Oh hello! It's time again for the Consumer Electronics Show, that yearly bacchanal of gadgets, gizmos, and sweaty assurances that this is the year 3D printing will catch on (honest). We're here, as always, to share it with you.
If you're wondering what to expect out of CES 2015, what new products will grace the show floor (or, in our world of funtime consumer quadcopters, float above it), the list can be summed up pretty quickly. Except slightly better, cheaper versions of technologies you weren't quite sold on yet anyway, in hopes of finally selling you. That means connected homes, activity trackers, cars that can drive just fine without you. It means TVs packed with something called quantum dots, which are not quantum in any scientific sense but are inarguably dots and will make The Big Bang Theory sparkle that much brighter.

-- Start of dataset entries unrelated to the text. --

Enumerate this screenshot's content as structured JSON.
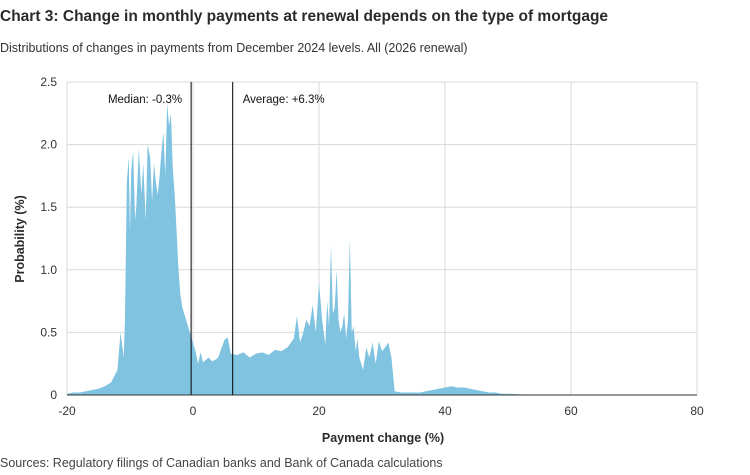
{
  "header": {
    "title": "Chart 3: Change in monthly payments at renewal depends on the type of mortgage",
    "subtitle": "Distributions of changes in payments from December 2024 levels. All (2026 renewal)"
  },
  "footer": {
    "source": "Sources: Regulatory filings of Canadian banks and Bank of Canada calculations"
  },
  "colors": {
    "area_fill": "#7fc3e0",
    "marker_line": "#000000",
    "grid": "#d9d9d9",
    "axis": "#333333"
  },
  "chart_data": {
    "type": "area",
    "title": "Chart 3: Change in monthly payments at renewal depends on the type of mortgage",
    "subtitle": "Distributions of changes in payments from December 2024 levels. All (2026 renewal)",
    "xlabel": "Payment change (%)",
    "ylabel": "Probability (%)",
    "xlim": [
      -20,
      80
    ],
    "ylim": [
      0,
      2.5
    ],
    "xticks": [
      "-20",
      "0",
      "20",
      "40",
      "60",
      "80"
    ],
    "yticks": [
      "0",
      "0.5",
      "1.0",
      "1.5",
      "2.0",
      "2.5"
    ],
    "grid": true,
    "legend": "none",
    "annotations": [
      {
        "label": "Median: -0.3%",
        "x": -0.3,
        "label_side": "left"
      },
      {
        "label": "Average: +6.3%",
        "x": 6.3,
        "label_side": "right"
      }
    ],
    "x": [
      -20,
      -19,
      -18,
      -17,
      -16,
      -15,
      -14,
      -13,
      -12,
      -11.5,
      -11,
      -10.8,
      -10.5,
      -10.2,
      -10,
      -9.8,
      -9.5,
      -9.2,
      -9,
      -8.6,
      -8.2,
      -7.9,
      -7.5,
      -7.2,
      -6.8,
      -6.5,
      -6.2,
      -5.9,
      -5.6,
      -5.3,
      -5,
      -4.7,
      -4.4,
      -4.1,
      -3.8,
      -3.5,
      -3.2,
      -2.9,
      -2.6,
      -2.3,
      -2,
      -1.7,
      -1.4,
      -1.1,
      -0.8,
      -0.5,
      -0.2,
      0.1,
      0.4,
      0.8,
      1.2,
      1.6,
      2,
      2.5,
      3,
      3.5,
      4,
      4.5,
      5,
      5.5,
      6,
      7,
      8,
      9,
      10,
      11,
      12,
      13,
      14,
      15,
      16,
      16.5,
      17,
      17.5,
      18,
      18.5,
      19,
      19.5,
      20,
      20.5,
      21,
      21.3,
      21.6,
      21.9,
      22.2,
      22.5,
      22.8,
      23.1,
      23.4,
      23.7,
      24,
      24.3,
      24.6,
      24.9,
      25.2,
      25.5,
      25.8,
      26.1,
      26.4,
      26.7,
      27,
      27.5,
      28,
      28.5,
      29,
      29.5,
      30,
      30.5,
      31,
      31.5,
      32,
      33,
      34,
      35,
      36,
      37,
      38,
      39,
      40,
      41,
      42,
      43,
      44,
      45,
      46,
      47,
      48,
      49,
      50,
      52,
      55,
      60,
      70,
      80
    ],
    "y": [
      0.01,
      0.02,
      0.02,
      0.03,
      0.04,
      0.05,
      0.07,
      0.1,
      0.2,
      0.5,
      0.3,
      0.6,
      1.7,
      1.9,
      1.3,
      1.8,
      1.95,
      1.4,
      1.5,
      1.97,
      1.6,
      1.85,
      1.4,
      2.0,
      1.9,
      1.55,
      1.85,
      1.7,
      1.6,
      1.75,
      1.95,
      2.1,
      1.75,
      2.33,
      2.15,
      2.25,
      1.8,
      1.6,
      1.3,
      1.0,
      0.8,
      0.7,
      0.65,
      0.6,
      0.55,
      0.5,
      0.45,
      0.4,
      0.35,
      0.25,
      0.34,
      0.26,
      0.28,
      0.3,
      0.27,
      0.28,
      0.3,
      0.37,
      0.44,
      0.46,
      0.33,
      0.32,
      0.34,
      0.3,
      0.33,
      0.34,
      0.32,
      0.36,
      0.35,
      0.38,
      0.45,
      0.63,
      0.42,
      0.5,
      0.6,
      0.55,
      0.72,
      0.5,
      0.9,
      0.6,
      0.4,
      0.75,
      0.55,
      1.2,
      0.65,
      0.7,
      1.0,
      0.6,
      0.5,
      0.55,
      0.65,
      0.45,
      0.6,
      1.25,
      0.5,
      0.55,
      0.35,
      0.45,
      0.3,
      0.25,
      0.2,
      0.38,
      0.3,
      0.42,
      0.25,
      0.43,
      0.35,
      0.38,
      0.42,
      0.3,
      0.03,
      0.02,
      0.02,
      0.02,
      0.02,
      0.03,
      0.04,
      0.05,
      0.06,
      0.07,
      0.06,
      0.06,
      0.05,
      0.04,
      0.03,
      0.02,
      0.02,
      0.01,
      0.01,
      0.005,
      0.003,
      0.001,
      0,
      0
    ]
  }
}
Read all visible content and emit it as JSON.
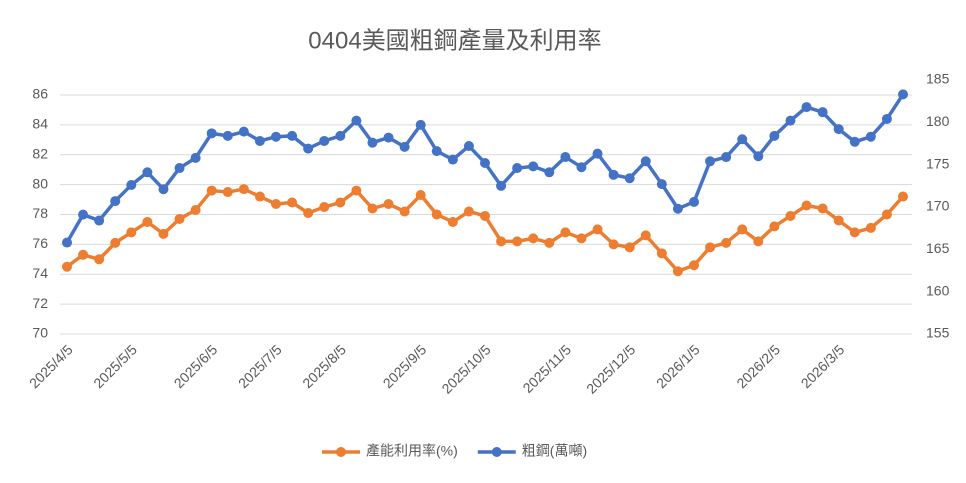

What to expect, though, is the wrong question. The showcases you can see coming at CES are definitionally uninspiring. The joys of the show—and yes, there are CES joys, lots of them, despite whatever grumping you hear from media attendees—lie in the unexpected, the products and moments and people that you could never have dreamed of. There are risk-takers here, and absurdities, and sad abandoned booths to gently mock, and every so often a genuinely inspiring bit of technology that will make people's lives better in a tangible way.
We've already seen some greatness, or at least innovation, from less-expected corners. The Withings Activité Pop has an unfortunate accent in its name but incredible style and functionality for its price. I'm not a gamer, but this MSI laptop with a built-in mechanical keyboard is joyful overkill. And the show hasn't even (technically) started yet.
This year you can follow all of our CES action at its own dedicated site, ces.gizmodo.com, as well as mixed in with the usual smatterings of the future on our homepage. We're going to bring you everything you'd expect, sure. But we're also going to present them to you in unexpected ways, and more importantly we're going to unearth the treasures you'd never thought to expect in the first place.
There are still joys in CES. And We're going to find them for you.